Rare "perfect storms" have a vital role in the the temperate coastlines of southeast Australia and southeast Japan, each of which contains more species than the entire Caribbean region. This could be traced back to the Cambrian Explosion of multicellular life 530 million years ago as well as the overwhelming number diversifications of flowering plants and insects for the last 100 million years. On the other hand, "perfect storms" could also lead to mass extinction as observed at the end of the Paleozoic Era 250 million years ago.

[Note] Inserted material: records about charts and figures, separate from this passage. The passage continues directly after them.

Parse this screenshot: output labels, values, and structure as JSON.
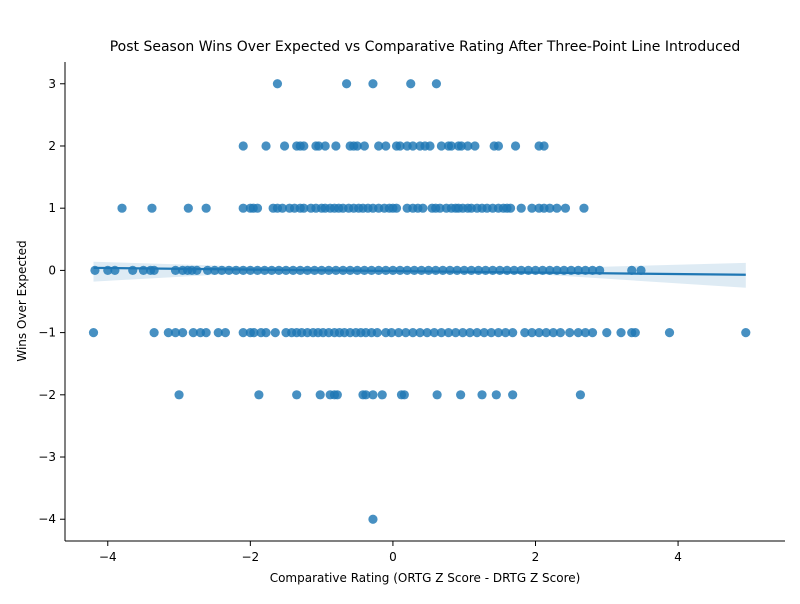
{
  "chart_data": {
    "type": "scatter",
    "title": "Post Season Wins Over Expected vs Comparative Rating After Three-Point Line Introduced",
    "xlabel": "Comparative Rating (ORTG Z Score - DRTG Z Score)",
    "ylabel": "Wins Over Expected",
    "xlim": [
      -4.6,
      5.5
    ],
    "ylim": [
      -4.35,
      3.35
    ],
    "xticks": [
      -4,
      -2,
      0,
      2,
      4
    ],
    "yticks": [
      -4,
      -3,
      -2,
      -1,
      0,
      1,
      2,
      3
    ],
    "xtick_labels": [
      "−4",
      "−2",
      "0",
      "2",
      "4"
    ],
    "ytick_labels": [
      "−4",
      "−3",
      "−2",
      "−1",
      "0",
      "1",
      "2",
      "3"
    ],
    "grid": false,
    "legend": "none",
    "colors": {
      "points": "#1f77b4",
      "regression": "#1f77b4",
      "band": "#1f77b4"
    },
    "regression": {
      "x": [
        -4.2,
        4.95
      ],
      "y": [
        0.04,
        -0.07
      ]
    },
    "confidence_band": {
      "x": [
        -4.2,
        -2,
        0,
        2,
        4.95
      ],
      "lower": [
        -0.18,
        -0.04,
        -0.03,
        -0.06,
        -0.28
      ],
      "upper": [
        0.14,
        0.06,
        0.03,
        0.03,
        0.12
      ]
    },
    "points": [
      {
        "x": -1.62,
        "y": 3
      },
      {
        "x": -0.65,
        "y": 3
      },
      {
        "x": -0.28,
        "y": 3
      },
      {
        "x": 0.25,
        "y": 3
      },
      {
        "x": 0.61,
        "y": 3
      },
      {
        "x": -2.1,
        "y": 2
      },
      {
        "x": -1.78,
        "y": 2
      },
      {
        "x": -1.52,
        "y": 2
      },
      {
        "x": -1.35,
        "y": 2
      },
      {
        "x": -1.3,
        "y": 2
      },
      {
        "x": -1.25,
        "y": 2
      },
      {
        "x": -1.08,
        "y": 2
      },
      {
        "x": -1.04,
        "y": 2
      },
      {
        "x": -0.95,
        "y": 2
      },
      {
        "x": -0.8,
        "y": 2
      },
      {
        "x": -0.6,
        "y": 2
      },
      {
        "x": -0.55,
        "y": 2
      },
      {
        "x": -0.5,
        "y": 2
      },
      {
        "x": -0.4,
        "y": 2
      },
      {
        "x": -0.2,
        "y": 2
      },
      {
        "x": -0.1,
        "y": 2
      },
      {
        "x": 0.05,
        "y": 2
      },
      {
        "x": 0.1,
        "y": 2
      },
      {
        "x": 0.2,
        "y": 2
      },
      {
        "x": 0.28,
        "y": 2
      },
      {
        "x": 0.38,
        "y": 2
      },
      {
        "x": 0.45,
        "y": 2
      },
      {
        "x": 0.52,
        "y": 2
      },
      {
        "x": 0.68,
        "y": 2
      },
      {
        "x": 0.78,
        "y": 2
      },
      {
        "x": 0.82,
        "y": 2
      },
      {
        "x": 0.92,
        "y": 2
      },
      {
        "x": 0.96,
        "y": 2
      },
      {
        "x": 1.05,
        "y": 2
      },
      {
        "x": 1.15,
        "y": 2
      },
      {
        "x": 1.42,
        "y": 2
      },
      {
        "x": 1.48,
        "y": 2
      },
      {
        "x": 1.72,
        "y": 2
      },
      {
        "x": 2.05,
        "y": 2
      },
      {
        "x": 2.12,
        "y": 2
      },
      {
        "x": -3.8,
        "y": 1
      },
      {
        "x": -3.38,
        "y": 1
      },
      {
        "x": -2.87,
        "y": 1
      },
      {
        "x": -2.62,
        "y": 1
      },
      {
        "x": -2.1,
        "y": 1
      },
      {
        "x": -2.0,
        "y": 1
      },
      {
        "x": -1.96,
        "y": 1
      },
      {
        "x": -1.9,
        "y": 1
      },
      {
        "x": -1.68,
        "y": 1
      },
      {
        "x": -1.62,
        "y": 1
      },
      {
        "x": -1.55,
        "y": 1
      },
      {
        "x": -1.45,
        "y": 1
      },
      {
        "x": -1.38,
        "y": 1
      },
      {
        "x": -1.3,
        "y": 1
      },
      {
        "x": -1.25,
        "y": 1
      },
      {
        "x": -1.15,
        "y": 1
      },
      {
        "x": -1.08,
        "y": 1
      },
      {
        "x": -1.0,
        "y": 1
      },
      {
        "x": -0.95,
        "y": 1
      },
      {
        "x": -0.88,
        "y": 1
      },
      {
        "x": -0.82,
        "y": 1
      },
      {
        "x": -0.76,
        "y": 1
      },
      {
        "x": -0.7,
        "y": 1
      },
      {
        "x": -0.62,
        "y": 1
      },
      {
        "x": -0.55,
        "y": 1
      },
      {
        "x": -0.48,
        "y": 1
      },
      {
        "x": -0.42,
        "y": 1
      },
      {
        "x": -0.35,
        "y": 1
      },
      {
        "x": -0.28,
        "y": 1
      },
      {
        "x": -0.2,
        "y": 1
      },
      {
        "x": -0.12,
        "y": 1
      },
      {
        "x": -0.05,
        "y": 1
      },
      {
        "x": 0.0,
        "y": 1
      },
      {
        "x": 0.05,
        "y": 1
      },
      {
        "x": 0.2,
        "y": 1
      },
      {
        "x": 0.28,
        "y": 1
      },
      {
        "x": 0.35,
        "y": 1
      },
      {
        "x": 0.42,
        "y": 1
      },
      {
        "x": 0.55,
        "y": 1
      },
      {
        "x": 0.6,
        "y": 1
      },
      {
        "x": 0.66,
        "y": 1
      },
      {
        "x": 0.75,
        "y": 1
      },
      {
        "x": 0.82,
        "y": 1
      },
      {
        "x": 0.88,
        "y": 1
      },
      {
        "x": 0.92,
        "y": 1
      },
      {
        "x": 0.98,
        "y": 1
      },
      {
        "x": 1.05,
        "y": 1
      },
      {
        "x": 1.1,
        "y": 1
      },
      {
        "x": 1.18,
        "y": 1
      },
      {
        "x": 1.25,
        "y": 1
      },
      {
        "x": 1.32,
        "y": 1
      },
      {
        "x": 1.4,
        "y": 1
      },
      {
        "x": 1.48,
        "y": 1
      },
      {
        "x": 1.55,
        "y": 1
      },
      {
        "x": 1.6,
        "y": 1
      },
      {
        "x": 1.65,
        "y": 1
      },
      {
        "x": 1.8,
        "y": 1
      },
      {
        "x": 1.95,
        "y": 1
      },
      {
        "x": 2.05,
        "y": 1
      },
      {
        "x": 2.12,
        "y": 1
      },
      {
        "x": 2.2,
        "y": 1
      },
      {
        "x": 2.3,
        "y": 1
      },
      {
        "x": 2.42,
        "y": 1
      },
      {
        "x": 2.68,
        "y": 1
      },
      {
        "x": -4.18,
        "y": 0
      },
      {
        "x": -4.0,
        "y": 0
      },
      {
        "x": -3.9,
        "y": 0
      },
      {
        "x": -3.65,
        "y": 0
      },
      {
        "x": -3.5,
        "y": 0
      },
      {
        "x": -3.4,
        "y": 0
      },
      {
        "x": -3.35,
        "y": 0
      },
      {
        "x": -3.05,
        "y": 0
      },
      {
        "x": -2.95,
        "y": 0
      },
      {
        "x": -2.88,
        "y": 0
      },
      {
        "x": -2.82,
        "y": 0
      },
      {
        "x": -2.75,
        "y": 0
      },
      {
        "x": -2.6,
        "y": 0
      },
      {
        "x": -2.5,
        "y": 0
      },
      {
        "x": -2.4,
        "y": 0
      },
      {
        "x": -2.3,
        "y": 0
      },
      {
        "x": -2.2,
        "y": 0
      },
      {
        "x": -2.1,
        "y": 0
      },
      {
        "x": -2.0,
        "y": 0
      },
      {
        "x": -1.9,
        "y": 0
      },
      {
        "x": -1.8,
        "y": 0
      },
      {
        "x": -1.7,
        "y": 0
      },
      {
        "x": -1.6,
        "y": 0
      },
      {
        "x": -1.5,
        "y": 0
      },
      {
        "x": -1.4,
        "y": 0
      },
      {
        "x": -1.3,
        "y": 0
      },
      {
        "x": -1.2,
        "y": 0
      },
      {
        "x": -1.1,
        "y": 0
      },
      {
        "x": -1.0,
        "y": 0
      },
      {
        "x": -0.9,
        "y": 0
      },
      {
        "x": -0.8,
        "y": 0
      },
      {
        "x": -0.7,
        "y": 0
      },
      {
        "x": -0.6,
        "y": 0
      },
      {
        "x": -0.5,
        "y": 0
      },
      {
        "x": -0.4,
        "y": 0
      },
      {
        "x": -0.3,
        "y": 0
      },
      {
        "x": -0.2,
        "y": 0
      },
      {
        "x": -0.1,
        "y": 0
      },
      {
        "x": 0.0,
        "y": 0
      },
      {
        "x": 0.1,
        "y": 0
      },
      {
        "x": 0.2,
        "y": 0
      },
      {
        "x": 0.3,
        "y": 0
      },
      {
        "x": 0.4,
        "y": 0
      },
      {
        "x": 0.5,
        "y": 0
      },
      {
        "x": 0.6,
        "y": 0
      },
      {
        "x": 0.7,
        "y": 0
      },
      {
        "x": 0.8,
        "y": 0
      },
      {
        "x": 0.9,
        "y": 0
      },
      {
        "x": 1.0,
        "y": 0
      },
      {
        "x": 1.1,
        "y": 0
      },
      {
        "x": 1.2,
        "y": 0
      },
      {
        "x": 1.3,
        "y": 0
      },
      {
        "x": 1.4,
        "y": 0
      },
      {
        "x": 1.5,
        "y": 0
      },
      {
        "x": 1.6,
        "y": 0
      },
      {
        "x": 1.7,
        "y": 0
      },
      {
        "x": 1.8,
        "y": 0
      },
      {
        "x": 1.9,
        "y": 0
      },
      {
        "x": 2.0,
        "y": 0
      },
      {
        "x": 2.1,
        "y": 0
      },
      {
        "x": 2.2,
        "y": 0
      },
      {
        "x": 2.3,
        "y": 0
      },
      {
        "x": 2.4,
        "y": 0
      },
      {
        "x": 2.5,
        "y": 0
      },
      {
        "x": 2.6,
        "y": 0
      },
      {
        "x": 2.7,
        "y": 0
      },
      {
        "x": 2.8,
        "y": 0
      },
      {
        "x": 2.9,
        "y": 0
      },
      {
        "x": 3.35,
        "y": 0
      },
      {
        "x": 3.48,
        "y": 0
      },
      {
        "x": -4.2,
        "y": -1
      },
      {
        "x": -3.35,
        "y": -1
      },
      {
        "x": -3.15,
        "y": -1
      },
      {
        "x": -3.05,
        "y": -1
      },
      {
        "x": -2.95,
        "y": -1
      },
      {
        "x": -2.8,
        "y": -1
      },
      {
        "x": -2.7,
        "y": -1
      },
      {
        "x": -2.62,
        "y": -1
      },
      {
        "x": -2.45,
        "y": -1
      },
      {
        "x": -2.35,
        "y": -1
      },
      {
        "x": -2.1,
        "y": -1
      },
      {
        "x": -2.0,
        "y": -1
      },
      {
        "x": -1.95,
        "y": -1
      },
      {
        "x": -1.85,
        "y": -1
      },
      {
        "x": -1.78,
        "y": -1
      },
      {
        "x": -1.65,
        "y": -1
      },
      {
        "x": -1.5,
        "y": -1
      },
      {
        "x": -1.42,
        "y": -1
      },
      {
        "x": -1.35,
        "y": -1
      },
      {
        "x": -1.28,
        "y": -1
      },
      {
        "x": -1.2,
        "y": -1
      },
      {
        "x": -1.12,
        "y": -1
      },
      {
        "x": -1.05,
        "y": -1
      },
      {
        "x": -0.98,
        "y": -1
      },
      {
        "x": -0.9,
        "y": -1
      },
      {
        "x": -0.82,
        "y": -1
      },
      {
        "x": -0.75,
        "y": -1
      },
      {
        "x": -0.68,
        "y": -1
      },
      {
        "x": -0.6,
        "y": -1
      },
      {
        "x": -0.52,
        "y": -1
      },
      {
        "x": -0.45,
        "y": -1
      },
      {
        "x": -0.38,
        "y": -1
      },
      {
        "x": -0.3,
        "y": -1
      },
      {
        "x": -0.22,
        "y": -1
      },
      {
        "x": -0.1,
        "y": -1
      },
      {
        "x": -0.02,
        "y": -1
      },
      {
        "x": 0.08,
        "y": -1
      },
      {
        "x": 0.18,
        "y": -1
      },
      {
        "x": 0.28,
        "y": -1
      },
      {
        "x": 0.38,
        "y": -1
      },
      {
        "x": 0.48,
        "y": -1
      },
      {
        "x": 0.58,
        "y": -1
      },
      {
        "x": 0.68,
        "y": -1
      },
      {
        "x": 0.78,
        "y": -1
      },
      {
        "x": 0.88,
        "y": -1
      },
      {
        "x": 0.98,
        "y": -1
      },
      {
        "x": 1.08,
        "y": -1
      },
      {
        "x": 1.18,
        "y": -1
      },
      {
        "x": 1.28,
        "y": -1
      },
      {
        "x": 1.38,
        "y": -1
      },
      {
        "x": 1.48,
        "y": -1
      },
      {
        "x": 1.58,
        "y": -1
      },
      {
        "x": 1.68,
        "y": -1
      },
      {
        "x": 1.85,
        "y": -1
      },
      {
        "x": 1.95,
        "y": -1
      },
      {
        "x": 2.05,
        "y": -1
      },
      {
        "x": 2.15,
        "y": -1
      },
      {
        "x": 2.25,
        "y": -1
      },
      {
        "x": 2.35,
        "y": -1
      },
      {
        "x": 2.48,
        "y": -1
      },
      {
        "x": 2.6,
        "y": -1
      },
      {
        "x": 2.7,
        "y": -1
      },
      {
        "x": 2.8,
        "y": -1
      },
      {
        "x": 3.0,
        "y": -1
      },
      {
        "x": 3.2,
        "y": -1
      },
      {
        "x": 3.35,
        "y": -1
      },
      {
        "x": 3.4,
        "y": -1
      },
      {
        "x": 3.88,
        "y": -1
      },
      {
        "x": 4.95,
        "y": -1
      },
      {
        "x": -3.0,
        "y": -2
      },
      {
        "x": -1.88,
        "y": -2
      },
      {
        "x": -1.35,
        "y": -2
      },
      {
        "x": -1.02,
        "y": -2
      },
      {
        "x": -0.88,
        "y": -2
      },
      {
        "x": -0.82,
        "y": -2
      },
      {
        "x": -0.78,
        "y": -2
      },
      {
        "x": -0.42,
        "y": -2
      },
      {
        "x": -0.38,
        "y": -2
      },
      {
        "x": -0.28,
        "y": -2
      },
      {
        "x": -0.15,
        "y": -2
      },
      {
        "x": 0.12,
        "y": -2
      },
      {
        "x": 0.16,
        "y": -2
      },
      {
        "x": 0.62,
        "y": -2
      },
      {
        "x": 0.95,
        "y": -2
      },
      {
        "x": 1.25,
        "y": -2
      },
      {
        "x": 1.45,
        "y": -2
      },
      {
        "x": 1.68,
        "y": -2
      },
      {
        "x": 2.63,
        "y": -2
      },
      {
        "x": -0.28,
        "y": -4
      }
    ]
  }
}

In the study, Jablonski and his team analyzed marine bivalves like scallops, mussels, and cockles. These organisms have become a model system for large-scale spatial and temporal analyses of biodiversity and manifest a strong latitudinal diversity gradient that reflects other groups both on land and sea, while their rich fossil record allows for accurate estimates of origination and extinction.

"Perfect storms" could very well be the key to acquiring better understanding of past, present and future diversity on Earth. The search for unitary mechanisms for the latitudinal diversity gradient is valuable, but the most extreme patterns of biodiversity should take into account diverse, overlapping, mutually reinforcing drivers, the paper concluded.